The analysis that revealed this finding was conducted by Singapore researchers and is highlighted in the July 2018 online issue of the British Journal of Ophthalmology. The researchers note that their goal was “to identify and characterize the most influential articles of the past four decades.”

The researchers analyzed both ophthalmology journals and general, non-ophthalmology publications. As Prof. Jaocb Pe’er, Immediate Past Director of Hadassah’s Ophthalmology Department, says, Hadassah’s studies on VEGF (Vascular Endothelial Growth Factor), conducted in collaboration with Prof. Eli Keshet’s laboratory in the Hadassah-Hebrew University Faculty of Medicine, “were a breakthrough in ophthalmology.” Both articles appeared in non-ophthalmology journals. Prof. Pe’er explains that ophthalmologists who perform “serious basic science research always aim to publish in ‘general’ journals, which have a much larger readership.”

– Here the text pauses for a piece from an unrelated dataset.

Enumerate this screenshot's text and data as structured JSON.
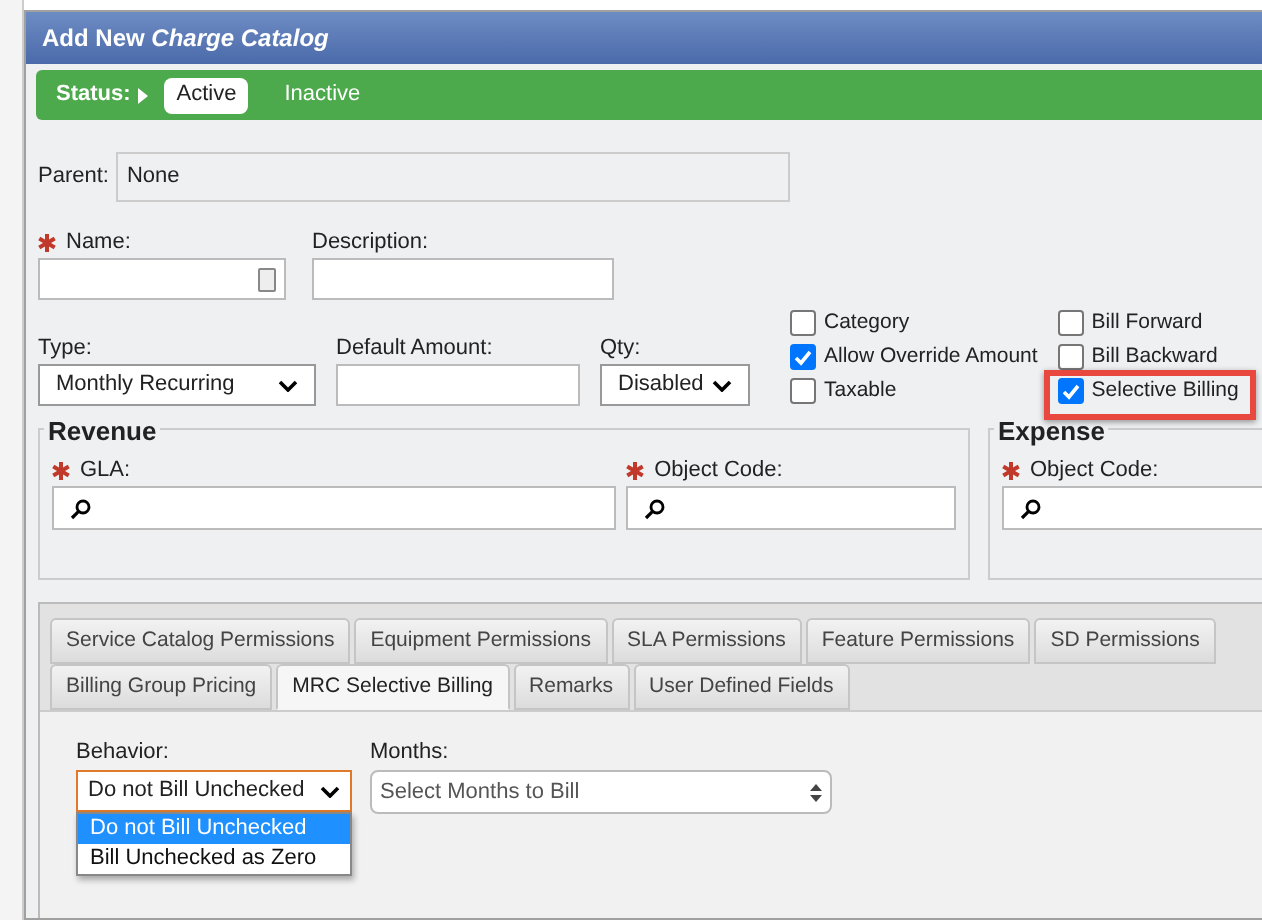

First author of one of the articles, which was ranked 11th and cited 1253 times, was Tamar Alon, a PhD student of Prof. Pe’er at the time. It appeared in Nature Medicine in October 1995, entitled “Vascular Endothelial Growth Factor Acts as a Survival Factor for Newly Formed Retinal Vessels and Has Implications for Retinopathy of Prematurity.”  The second article, appearing in a 1995 issue of Laboratory Investigation, with Prof. Pe’er as lead author, is entitled “Hypoxia-Induced Expression of Vascular Endothelial Growth Factor by Retinal Cells Is A Common Factor in Neovascularizing Ocular Diseases.” The conclusion highlighted in this article is that “VEGF may be one of the long anticipated factors linking retinal ischemia (oxygen deficiency) and intraocular angiogenesis (formation of new blood vessels). “Irrespective of the cause of retinal ischemia, the article explains, “sustained overproduction of VEGF by ischemic retinal cells may promote retinal and iris neovascularizatiion in a number of neovcascular eye diseases.”

In an editorial in this 1995 issue of Laboratory Investigation entitled “Vascular Endothelial Growth Factor,” the author notes that Prof. Pe’er’s work “provides an elegant anatomic verification of the hypothesis that ischemia, regardless of its etiology, is the major factor responsible for VEGF messenger RNA upregulation in the retina” (an increase in VEGF and thus an overabundance of blood vessels).

It was this discovery, the editorial explains, that offered “fresh hope for a new treatment to preserve vision of patients with diabetic retinopathy and other ophthalmologic blood vessel diseases without risk of serious side effects.” Prof. Pe’er relates that “the author of this editorial was Napoleon Ferrara from Genentech, the company that developed the anti-VEGF drugs, such as Avastin and Lucentis, which revolutionized the treatment for many ischemic retinal diseases.” Today, he adds, “they are used daily in all eye departments in the world.”

As the Singapore researchers note in the conclusion to their article, their analysis identifies “the landmark articles that have shaped the landscape of ophthalmology and the trends in ophthalmic research over the past four decades.”